Abstract

The British Railway Mania of the 1840s was by many measures the greatest technology mania in history, and its collapse was one of the greatest financial crashes. It has attracted surprisingly little scholarly interest. In particular, it has not been noted that it provides a convincing demonstration of market inefficiency. There were trustworthy quantitative measures to show investors (who included Charles Darwin, John Stuart Mill, and the Bronte sisters) that there would not be enough demand for railway transport to provide the expected revenues and profits.

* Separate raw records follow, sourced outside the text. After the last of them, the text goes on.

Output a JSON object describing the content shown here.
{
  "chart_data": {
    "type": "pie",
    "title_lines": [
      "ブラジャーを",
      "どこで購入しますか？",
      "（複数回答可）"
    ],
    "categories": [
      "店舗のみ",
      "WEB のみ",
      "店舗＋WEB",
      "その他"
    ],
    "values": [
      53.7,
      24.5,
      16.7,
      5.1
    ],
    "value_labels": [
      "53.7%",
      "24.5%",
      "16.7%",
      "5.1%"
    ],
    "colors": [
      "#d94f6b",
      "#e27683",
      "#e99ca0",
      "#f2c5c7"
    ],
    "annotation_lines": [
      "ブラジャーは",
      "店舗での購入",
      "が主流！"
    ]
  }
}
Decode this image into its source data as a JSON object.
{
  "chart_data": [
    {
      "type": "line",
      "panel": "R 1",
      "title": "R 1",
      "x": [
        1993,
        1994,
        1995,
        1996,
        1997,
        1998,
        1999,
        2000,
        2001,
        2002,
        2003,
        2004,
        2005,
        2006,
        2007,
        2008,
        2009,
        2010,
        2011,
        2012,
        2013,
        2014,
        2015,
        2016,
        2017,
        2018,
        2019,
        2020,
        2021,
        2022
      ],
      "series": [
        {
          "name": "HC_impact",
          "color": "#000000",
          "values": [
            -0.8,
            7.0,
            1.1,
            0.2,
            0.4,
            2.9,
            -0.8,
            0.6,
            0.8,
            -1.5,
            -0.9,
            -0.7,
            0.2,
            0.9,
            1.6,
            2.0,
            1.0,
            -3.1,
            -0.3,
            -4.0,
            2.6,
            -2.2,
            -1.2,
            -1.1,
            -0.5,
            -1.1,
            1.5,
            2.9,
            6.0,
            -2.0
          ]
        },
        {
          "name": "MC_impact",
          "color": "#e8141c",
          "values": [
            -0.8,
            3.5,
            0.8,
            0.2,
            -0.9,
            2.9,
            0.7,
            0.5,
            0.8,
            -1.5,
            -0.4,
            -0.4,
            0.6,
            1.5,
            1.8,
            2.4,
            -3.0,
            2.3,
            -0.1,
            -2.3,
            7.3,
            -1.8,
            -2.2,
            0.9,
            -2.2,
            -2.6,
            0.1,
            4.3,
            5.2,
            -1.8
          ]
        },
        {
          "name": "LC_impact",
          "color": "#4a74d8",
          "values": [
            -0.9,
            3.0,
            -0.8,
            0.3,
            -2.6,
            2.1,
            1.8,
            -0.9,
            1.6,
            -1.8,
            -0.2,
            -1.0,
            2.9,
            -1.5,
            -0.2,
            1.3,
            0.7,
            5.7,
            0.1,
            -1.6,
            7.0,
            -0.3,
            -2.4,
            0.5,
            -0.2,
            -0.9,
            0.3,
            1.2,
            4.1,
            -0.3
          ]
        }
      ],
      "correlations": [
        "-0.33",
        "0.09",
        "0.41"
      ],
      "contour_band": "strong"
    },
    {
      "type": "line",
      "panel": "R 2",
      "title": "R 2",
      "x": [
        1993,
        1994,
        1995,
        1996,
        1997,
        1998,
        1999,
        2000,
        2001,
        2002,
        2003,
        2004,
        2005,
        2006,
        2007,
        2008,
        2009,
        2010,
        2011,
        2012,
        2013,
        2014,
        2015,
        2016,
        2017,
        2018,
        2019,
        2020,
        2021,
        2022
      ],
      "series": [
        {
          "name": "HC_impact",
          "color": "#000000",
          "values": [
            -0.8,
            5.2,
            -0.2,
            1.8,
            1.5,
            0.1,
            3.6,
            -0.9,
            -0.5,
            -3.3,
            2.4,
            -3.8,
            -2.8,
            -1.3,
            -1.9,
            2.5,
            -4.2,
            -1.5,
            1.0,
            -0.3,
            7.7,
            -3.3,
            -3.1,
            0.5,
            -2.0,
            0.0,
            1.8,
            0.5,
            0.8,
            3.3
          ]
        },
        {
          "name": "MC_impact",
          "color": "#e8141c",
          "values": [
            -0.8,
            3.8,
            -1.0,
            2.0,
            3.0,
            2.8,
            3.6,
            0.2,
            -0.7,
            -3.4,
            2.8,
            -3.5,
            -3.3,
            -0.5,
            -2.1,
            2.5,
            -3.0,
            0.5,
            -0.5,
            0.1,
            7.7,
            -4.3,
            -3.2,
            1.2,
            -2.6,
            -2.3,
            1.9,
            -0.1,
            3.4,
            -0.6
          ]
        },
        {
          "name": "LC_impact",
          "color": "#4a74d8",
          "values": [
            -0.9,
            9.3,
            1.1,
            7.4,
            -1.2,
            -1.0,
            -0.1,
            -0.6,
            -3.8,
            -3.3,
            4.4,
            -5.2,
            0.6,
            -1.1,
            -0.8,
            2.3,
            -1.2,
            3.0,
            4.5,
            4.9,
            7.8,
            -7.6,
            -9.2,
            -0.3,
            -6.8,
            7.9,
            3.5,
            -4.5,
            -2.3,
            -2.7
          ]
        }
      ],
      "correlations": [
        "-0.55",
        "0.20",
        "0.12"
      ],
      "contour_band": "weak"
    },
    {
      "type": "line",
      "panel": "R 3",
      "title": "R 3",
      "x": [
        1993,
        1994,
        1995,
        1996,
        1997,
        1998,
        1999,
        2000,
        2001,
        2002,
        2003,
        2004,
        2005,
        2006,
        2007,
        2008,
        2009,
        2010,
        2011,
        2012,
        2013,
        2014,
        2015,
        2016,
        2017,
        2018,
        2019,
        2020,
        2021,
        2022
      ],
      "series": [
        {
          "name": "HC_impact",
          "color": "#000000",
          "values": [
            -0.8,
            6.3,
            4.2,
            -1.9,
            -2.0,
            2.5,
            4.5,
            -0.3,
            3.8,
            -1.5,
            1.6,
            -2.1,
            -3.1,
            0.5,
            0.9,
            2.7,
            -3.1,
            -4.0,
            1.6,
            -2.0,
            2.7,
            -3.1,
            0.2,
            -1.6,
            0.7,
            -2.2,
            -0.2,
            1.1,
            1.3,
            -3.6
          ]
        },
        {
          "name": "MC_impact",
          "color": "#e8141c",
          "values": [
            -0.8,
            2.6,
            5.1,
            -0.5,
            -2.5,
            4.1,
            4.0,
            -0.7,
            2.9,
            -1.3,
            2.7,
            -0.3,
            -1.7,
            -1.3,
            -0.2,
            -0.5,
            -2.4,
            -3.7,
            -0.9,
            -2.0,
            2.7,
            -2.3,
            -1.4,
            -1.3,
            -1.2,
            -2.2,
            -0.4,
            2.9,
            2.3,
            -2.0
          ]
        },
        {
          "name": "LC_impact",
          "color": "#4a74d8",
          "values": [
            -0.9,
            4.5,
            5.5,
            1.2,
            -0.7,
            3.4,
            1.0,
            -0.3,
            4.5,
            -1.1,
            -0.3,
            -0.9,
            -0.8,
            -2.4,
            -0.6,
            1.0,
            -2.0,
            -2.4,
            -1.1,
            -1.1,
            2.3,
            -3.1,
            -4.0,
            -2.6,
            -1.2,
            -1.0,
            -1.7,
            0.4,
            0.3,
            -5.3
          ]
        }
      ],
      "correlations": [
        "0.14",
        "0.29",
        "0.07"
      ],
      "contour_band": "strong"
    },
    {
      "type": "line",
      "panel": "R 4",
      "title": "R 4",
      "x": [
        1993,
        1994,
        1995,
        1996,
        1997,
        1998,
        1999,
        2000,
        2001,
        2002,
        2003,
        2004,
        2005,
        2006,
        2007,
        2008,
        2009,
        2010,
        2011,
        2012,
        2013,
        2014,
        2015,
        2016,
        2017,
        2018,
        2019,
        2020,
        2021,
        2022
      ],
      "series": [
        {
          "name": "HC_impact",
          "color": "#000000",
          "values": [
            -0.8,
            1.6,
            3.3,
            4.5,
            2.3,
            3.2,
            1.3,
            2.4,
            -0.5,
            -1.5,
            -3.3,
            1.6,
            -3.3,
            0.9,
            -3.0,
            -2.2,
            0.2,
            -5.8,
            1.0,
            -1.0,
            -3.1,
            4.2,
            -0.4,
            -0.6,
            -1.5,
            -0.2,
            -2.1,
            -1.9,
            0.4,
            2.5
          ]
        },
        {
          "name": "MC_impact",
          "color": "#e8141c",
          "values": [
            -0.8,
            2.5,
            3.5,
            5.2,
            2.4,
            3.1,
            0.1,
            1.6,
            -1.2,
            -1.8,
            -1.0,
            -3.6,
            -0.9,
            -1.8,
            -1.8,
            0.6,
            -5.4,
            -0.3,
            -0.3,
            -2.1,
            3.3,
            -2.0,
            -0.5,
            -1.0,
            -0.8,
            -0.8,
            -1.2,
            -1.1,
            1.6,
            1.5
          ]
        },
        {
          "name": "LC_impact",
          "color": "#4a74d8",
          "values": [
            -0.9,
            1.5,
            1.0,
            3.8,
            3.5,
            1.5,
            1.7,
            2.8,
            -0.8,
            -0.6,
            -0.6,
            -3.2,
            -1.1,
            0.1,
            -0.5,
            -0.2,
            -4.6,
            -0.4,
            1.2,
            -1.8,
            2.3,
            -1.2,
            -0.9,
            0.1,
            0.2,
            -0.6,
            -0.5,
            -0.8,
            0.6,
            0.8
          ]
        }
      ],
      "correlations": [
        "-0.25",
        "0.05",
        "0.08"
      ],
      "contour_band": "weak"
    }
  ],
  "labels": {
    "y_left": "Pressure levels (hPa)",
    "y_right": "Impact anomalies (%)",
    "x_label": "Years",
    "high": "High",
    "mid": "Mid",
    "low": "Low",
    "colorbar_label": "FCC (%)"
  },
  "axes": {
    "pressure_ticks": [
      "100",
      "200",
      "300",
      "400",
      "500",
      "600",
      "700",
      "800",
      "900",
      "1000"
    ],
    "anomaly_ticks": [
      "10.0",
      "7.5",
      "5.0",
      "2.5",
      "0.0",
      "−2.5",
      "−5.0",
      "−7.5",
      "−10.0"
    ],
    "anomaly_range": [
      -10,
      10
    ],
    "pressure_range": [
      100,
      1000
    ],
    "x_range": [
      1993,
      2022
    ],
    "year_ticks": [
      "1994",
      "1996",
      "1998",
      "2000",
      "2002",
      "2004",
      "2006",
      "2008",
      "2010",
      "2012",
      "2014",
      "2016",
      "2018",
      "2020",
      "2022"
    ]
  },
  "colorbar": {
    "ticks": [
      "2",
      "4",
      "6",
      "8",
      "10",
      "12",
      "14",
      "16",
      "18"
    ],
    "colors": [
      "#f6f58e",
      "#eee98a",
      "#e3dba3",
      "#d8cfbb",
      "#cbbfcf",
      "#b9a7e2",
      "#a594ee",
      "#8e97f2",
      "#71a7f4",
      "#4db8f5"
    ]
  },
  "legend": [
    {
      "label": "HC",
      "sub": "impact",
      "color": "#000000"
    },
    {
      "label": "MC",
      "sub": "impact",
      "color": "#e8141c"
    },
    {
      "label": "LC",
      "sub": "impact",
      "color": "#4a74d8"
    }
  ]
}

But the power of the revolutionary new technology, assisted by artful manipulation of public perception by interested parties, induced a collective hallucination that made investors ignore such considerations.They persisted in ignoring them for several years, until the lines were placed in service and the inevitable disaster struck. In contrast to many other bubbles, the British Railway Mania had many powerful, vocal, and insightful critics. But the most influential of them suffered from another delusion, which misled them about the threat the Mania posed. As a result, their warnings were not persuasive, and were likely even counterproductive, as they may have stimulated increased investments.The delusions that led to the financial disaster of the Railway Mania arose from experience with the railway mania of the mid-1830s. Seldom even mentioned in the literature, it was about half the size of the big Railway Mania of the 1840s (and thus still far larger than the Internet bubble). The initial financially exuberant phase of it did collapse. But it appears to have been unique among large manias in that a few years later it was seen as having collapsed prematurely, as projects started during its exuberant phase became successful. That mania demonstrates the difficulty in identifying bubbles that are truly irrational. Both railway manias provide a variety of other lessons about the interaction of technology and financial markets.